Prior to this project, the area had been a gravel pit that supplied material for the state highway. After the project had finished, Lin had made artwork out of the brown field site and restored it to a more natural state.
One of Lin’s largest earthworks, titled A Flow in the Field, also restored a previously ruined site. This work took up 11 acres, with each wave towering 60 feet high. It was constructed on a badly managed, flooded field on a New Zealand island, so it required Lin and her team to fix the drainage of the area while creating their artwork at the same time.
After introducing these nature-inspired works, Lin introduced the audience to her current project, titled What Is Missing?. Lin stated that this project will be her final one—a last iconic memorial dedicated to the environment.
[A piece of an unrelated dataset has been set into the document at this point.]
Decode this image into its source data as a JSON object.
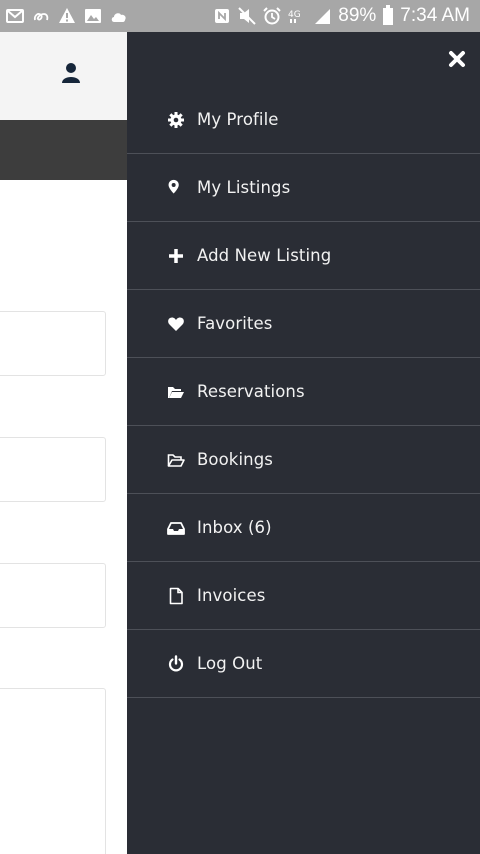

In this project, Lin wants the entire world to get involved by going on the project website and including their own personal memories and experiences with environmental losses or conservation successes. She emphasized the importance of this project by providing a series of facts, statistics, and graphics detailing the variety of environmental issues we are currently facing.
“I’m just trying to maybe put it in perspective . . . [and] maybe, as an artist, I could rephrase the problem, rephrase what we’re looking at,” Lin said. One of her most memorable and impactful lines was a call to action: “Nature is resilient; if we give it a chance, it will came back.”
After the lecture, there was a Q&A about Lin’s creation process and future plans. A UCSB student asked what Lin would suggest students do to help the environment as individuals. Lin emphasized the importance of getting involved in protests and local governments, as well as “voting with your pocketbooks” by supporting green businesses and shaming harmful businesses.
“I’m worried and scared and terrified, but at the same time, I’m an optimist because I know it would cost us almost nothing and we’d be better off for it,” Lin added.
Throughout her professional career, Lin has created artistic and architectural works that have inspired many people across the globe. Her latest work on the environment will not only inspire people but also make a difference in how we deal with our environmental issues.